The member execution stats are also available on the performance schema
tables.

  SELECT * FROM performance_schema.replication_group_member_stats\G
  *************************** 1. row ***************************
                        CHANNEL_NAME: group_replication_applier
                             VIEW_ID: 1425918173:3
                           MEMBER_ID: e221c36c-c652-11e4-956d-6067203feba0
         COUNT_TRANSACTIONS_IN_QUEUE: 0
          COUNT_TRANSACTIONS_CHECKED: 6
            COUNT_CONFLICTS_DETECTED: 1
       COUNT_TRANSACTIONS_VALIDATING: 0
  TRANSACTIONS_COMMITTED_ALL_MEMBERS: 8a94f357-aab4-11df-86ab-c80aa9429562:1-8
      LAST_CONFLICT_FREE_TRANSACTION: 8a94f357-aab4-11df-86ab-c80aa9429562:8


Where it can be seen that, from the 6 executed queries on this tutorial, 1 was
found to be conflicting. We can also see that the transaction in the queue are
0, so it means no transaction are waiting validation.

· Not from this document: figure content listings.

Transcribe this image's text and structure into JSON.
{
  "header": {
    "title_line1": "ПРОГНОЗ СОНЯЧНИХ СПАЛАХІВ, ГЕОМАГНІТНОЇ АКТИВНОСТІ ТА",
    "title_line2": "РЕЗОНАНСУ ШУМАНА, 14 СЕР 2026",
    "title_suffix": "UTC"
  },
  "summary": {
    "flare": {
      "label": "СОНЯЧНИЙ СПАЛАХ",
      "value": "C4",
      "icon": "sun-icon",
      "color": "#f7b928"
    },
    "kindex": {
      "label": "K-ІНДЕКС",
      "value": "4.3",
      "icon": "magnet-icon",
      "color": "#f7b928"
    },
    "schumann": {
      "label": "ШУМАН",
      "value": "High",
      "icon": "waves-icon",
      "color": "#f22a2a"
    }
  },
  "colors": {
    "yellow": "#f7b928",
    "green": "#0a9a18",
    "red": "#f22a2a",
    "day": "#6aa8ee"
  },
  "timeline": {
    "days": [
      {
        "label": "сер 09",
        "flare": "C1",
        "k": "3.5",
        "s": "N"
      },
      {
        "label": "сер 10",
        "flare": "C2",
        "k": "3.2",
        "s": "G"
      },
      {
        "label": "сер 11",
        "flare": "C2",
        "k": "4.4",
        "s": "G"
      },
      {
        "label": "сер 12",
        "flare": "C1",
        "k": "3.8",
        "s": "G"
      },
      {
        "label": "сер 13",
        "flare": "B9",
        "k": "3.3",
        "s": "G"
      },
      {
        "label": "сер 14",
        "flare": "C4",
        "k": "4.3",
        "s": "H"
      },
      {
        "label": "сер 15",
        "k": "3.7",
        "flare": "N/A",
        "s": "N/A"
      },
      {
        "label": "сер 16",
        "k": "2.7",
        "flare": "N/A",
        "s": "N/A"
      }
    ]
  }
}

On the last fields, the transaction validating field is 0 because all
transaction that were executed are already considered to be stable on all
members, as seen in the second last field. In other words, every member knows
all the data, so the number of possible conflicting transactions is 0.


==> Stop group replication

To stop the plugin, you just need to execute:

  server1> STOP GROUP_REPLICATION;


==> Reset group replication channels

If after using group replication you want to remove the associated channel and
files you can execute.

  server1> RESET SLAVE ALL FOR CHANNEL "group_replication_applier";

Note that the "group_replication_applier" channel is not a normal slave
channel and will not respond to generic commands like "RESET SLAVE ALL".


==> How to start multi master replication at server boot

Before configuring Group replication to start on boot, please remember that at
least once, you need to configure the recovery access credentials.
To allow the member to contact other servers, you must at least once start the
server and execute a CHANGE MASTER command for group_replication_recovery channel
with the values being set for MASTER_USER and MASTER_PASSWORD. On subsequent
restarts on these members there is no need to run CHANGE MASTER command again
since its values are persisted.

From this point on Group Replication can now start along side with the server
given that you configure the below options:

Set the group name

  --loose-group_replication_group_name

Set the start on boot flag to true

  --loose-group_replication_start_on_boot

When using XCom you will also need the contact options.

--loose-group_replication_local_address="127.0.0.1:10301";
--loose-group_replication_group_seeds= "127.0.0.1:10301,127.0.0.1:10302,127.0.0.1:10303";

* == Conclusion == *

On his first steps, MySQL Group Replication is still in development. Feel free
to try it and get back at us so we can make it even better for the community!